Here on the left is what I have to make, I'm guessing the person wanting them doing has tried to polish them to no avail. These will have almost certainly been hand made, they are from the 70's and CNC was pretty much non-existant.
The hardest part will be the threading although with using full-profile threading inserts it should be pretty easy.
The first thing to do is cut the bar down to length, the spindle bore of my lathe is about 37mm and the bar is 38mm so unfortunately I cannot pass it down the bore.
I don't have a decent 3 jaw chuck so I clock it in a 4 jaw, it needs to be concentric for a later part of machining. Using coolant and the correct parting off insert cuts the bar in two with ease, a lot easier and quicker than sticking it in a saw.

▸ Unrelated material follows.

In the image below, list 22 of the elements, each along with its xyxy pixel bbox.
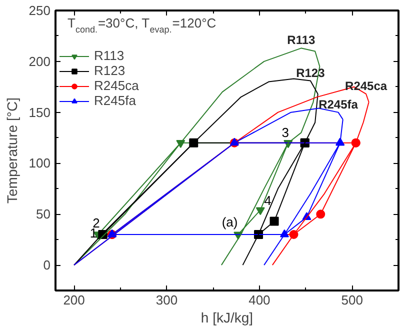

I cut the profile and then create a groove for the O-ring using the parting off tool. Finally I cut the thread using a full profile insert. Using the right inserts for every stage in the process ensures that I get a mirror finish.
Coolant is necessary to stop the aluminium sticking to the tip, especially for the groove and threading process.
I'm making two of these parts so I machined two of them either end of the bar, I will then place it in a dividing head and then machine on the hex. Unfortunately I'm going to have to wait until tomorrow because I don't have a dividing head and I'm going to have to use the one at work in my lunch time.
Due to someone at my work stealing the millers bed cranking handle I had to wait for a replacement, so today I finished them off.
Using the dividing head at work I milled a Hex on both ends, the reason for clocking the bar in the lathe was so that the only inaccuracy was the dividing head. There was a total of 0.04mm runout and therefore 0.08mm overall which is way in tolerance for what I'm making.
I parted them off in the lathe and created a facing program to machine a dome on the end, then polished the heads. I thought that a dome would be a lot easier to polish than the original step and look a lot better. Overall I'm very impressed with the result. The customer was very pleased with the results and may even want the originals machined with the dome. I later saw the bike they put them on, looks like they tightened them with a hammer instead of a spanner.
I just had the random idea of making a throwing knife remembering that I had an old shearing blade. I wasn't sure what it had come from but carbide was the only thing that would touch it, so I'm guessing that its made from HSS.
I made myself a quick outline in pencil and cut the thing out with an angle grinder, its the first time I have made any knife, it's just a bit of guesswork. Then using a sanding disc I contoured the edge to give a dull sharpness.
I gave the edges a good sharpen and a minor polish, further polishing will commence after the final result. The blade edge does not require itself to be sharp as a razor as it will only blunt quickly.
The part where the blade fits into the handle was notched numerous times to allow for me to resin on a handle and for it to remain sturdy. The handle is made from two different colours of cloth fabric soaked in resin wrapped numerous times and then tightly bound with string.
After leaving it for a day and many numerous hours later the resin set allowing for the next step to proceed. I sanded off all of the string and contoured the handle, the material just sanded like wood. The finish was pretty dull, spraying on a quick coat of lacquer sorted this issue. I would say that I'm very pleased with the end result, certainly when its the first one I've ever made, only about 8 hours of work in it.
Model Oscillating Steam Engine
Approximately five years ago I found some plans on the internet for a simple model oscillating steam engine and built one from spare metal. Looking through one of the boxes in my garage I came across it today, the base had gone missing and so had the flywheel. So I spent half an hour making a new crankshaft, making a flywheel out of some scrap and generally cleaning it up.